Iconoclast: A Neuroscientist Reveals How to Think Differently
Gregory Berns
Harvard Business School Press (2008)
I recently checked the Online Etymological Dictionary and learned that an iconoclast is a “breaker or destroyer of images” from the Late Greek word eikonoklastes. Centuries later, an iconoclast was viewed as “one who attacks orthodox beliefs or institutions.” This brief background helps to introduce Berns’s book in which he examines a number of people who in recent years accomplished what others claimed could not be done. When doing so, these modern iconoclasts attacked orthodox beliefs and, in some cases, institutions.
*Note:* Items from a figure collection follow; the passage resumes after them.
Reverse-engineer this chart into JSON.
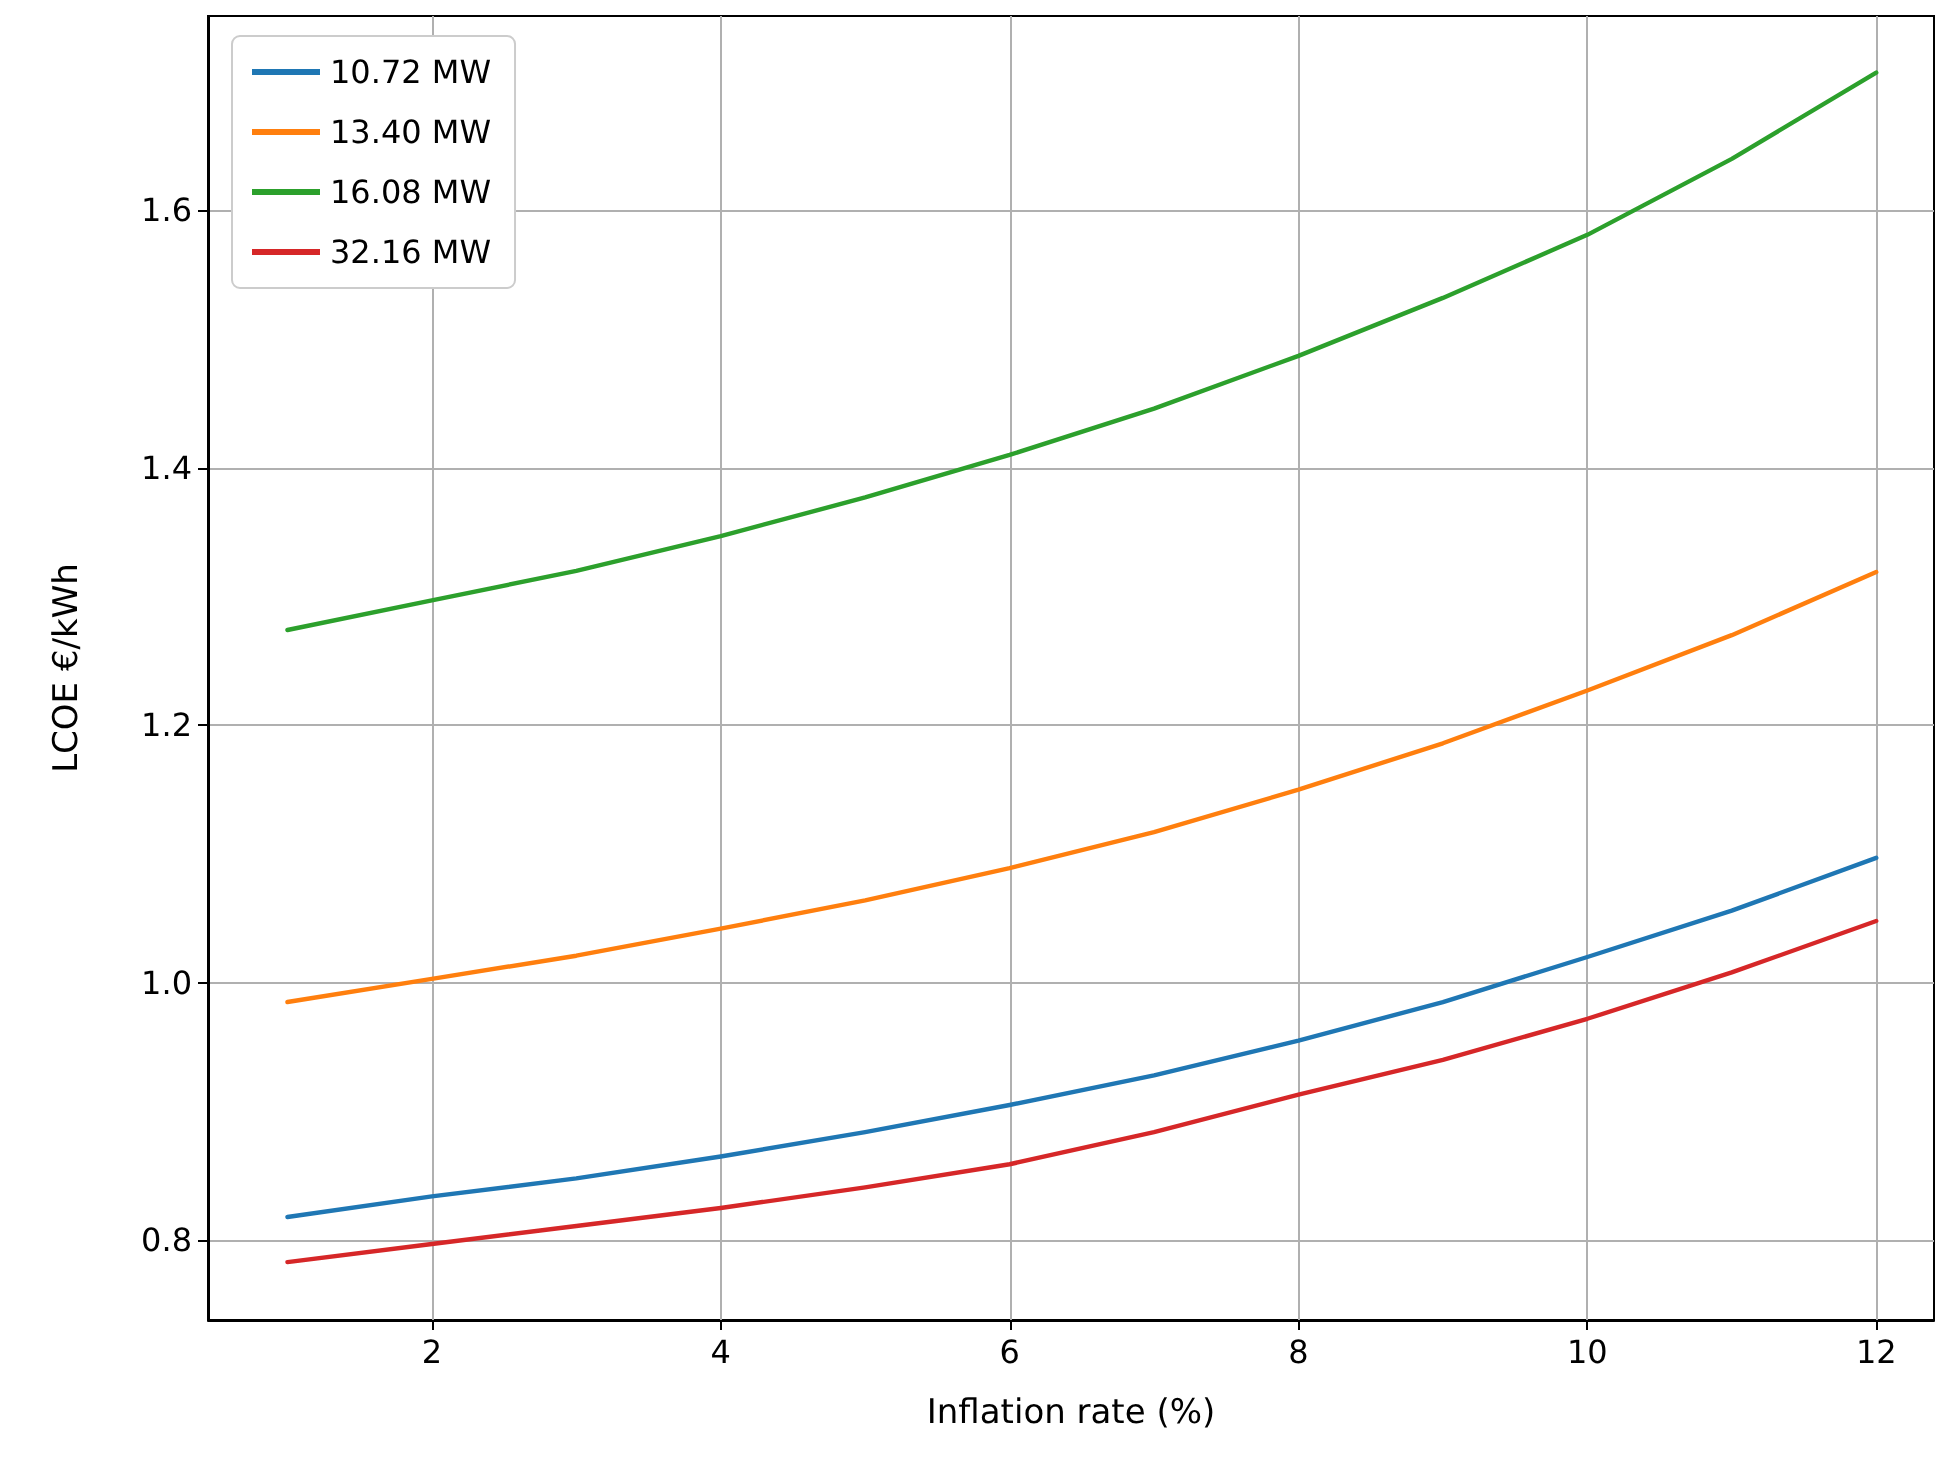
{
  "chart_data": {
    "type": "line",
    "xlabel": "Inflation rate (%)",
    "ylabel": "LCOE €/kWh",
    "x": [
      1,
      2,
      3,
      4,
      5,
      6,
      7,
      8,
      9,
      10,
      11,
      12
    ],
    "series": [
      {
        "name": "10.72 MW",
        "color": "#1f77b4",
        "values": [
          0.818,
          0.834,
          0.848,
          0.865,
          0.884,
          0.905,
          0.928,
          0.955,
          0.985,
          1.02,
          1.056,
          1.097
        ]
      },
      {
        "name": "13.40 MW",
        "color": "#ff7f0e",
        "values": [
          0.985,
          1.003,
          1.021,
          1.042,
          1.064,
          1.089,
          1.117,
          1.15,
          1.186,
          1.227,
          1.27,
          1.319
        ]
      },
      {
        "name": "16.08 MW",
        "color": "#2ca02c",
        "values": [
          1.274,
          1.297,
          1.32,
          1.347,
          1.377,
          1.41,
          1.446,
          1.487,
          1.532,
          1.581,
          1.64,
          1.707
        ]
      },
      {
        "name": "32.16 MW",
        "color": "#d62728",
        "values": [
          0.783,
          0.797,
          0.811,
          0.825,
          0.841,
          0.859,
          0.884,
          0.913,
          0.94,
          0.972,
          1.008,
          1.048
        ]
      }
    ],
    "xlim": [
      0.45,
      12.4
    ],
    "ylim": [
      0.738,
      1.751
    ],
    "xticks": [
      2,
      4,
      6,
      8,
      10,
      12
    ],
    "yticks": [
      {
        "value": 0.8,
        "label": "0.8"
      },
      {
        "value": 1.0,
        "label": "1.0"
      },
      {
        "value": 1.2,
        "label": "1.2"
      },
      {
        "value": 1.4,
        "label": "1.4"
      },
      {
        "value": 1.6,
        "label": "1.6"
      }
    ],
    "grid": true,
    "legend": "top left",
    "marker": "none",
    "line_style": "solid"
  }
}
“The overarching theme of this book is that iconoclasts are able to do things that others say can’t be done, because iconoclasts perceive things differently than other people.” Berns goes on to explain that the difference in perception “plays out in the initial stages of an idea. It plays out in how their manage their fears, and it manifests in how they pitch their ideas to the masses of noniconoclasts. It is an exceedingly rare individual who possesses all three of these traits.”
Berns’s exemplars include Solomon Asch, Warren Buffett, Nolan Bushnell, Dale Chihuly, Ray Croc, Walt Disney, David Dreman, Richard Feynman, Henry Ford, Steve Jobs, Martin Luther King, Jr., Paul Lauterbur, Jim Lavoi, Stanley Milgram, Florence Nightingale, Branch Rickey, Burt Rutan, and Jonas Salk. According to Berns, these iconoclasts possess a brain that differs from those of other people in three functions (i.e. perception, fear response, and social intelligence) and the circuits that implement them. Keep in mind, however, “It is an exceedingly rare individual who possesses all three of these traits.” Berns makes an important distinction. “The iconoclast doesn’t literally see things differently than other people.
More precisely, he perceives things differently. There are several different routes to forcing the brain out of its lazy mode of perception, but the theme linking these methods depends on the element of surprise. The brain must be provided with something that it has never processed before to force it out of predictable perceptions.”
Berns offers is a brilliant explanation of the neurological foundation for common characteristics of a great leader. “For the iconoclast to become an icon,” Kerns observes, “not only must he possess an especially plastic brain that can see things differently, but he must rewire the brains of a vast number of other people who are not iconoclasts.”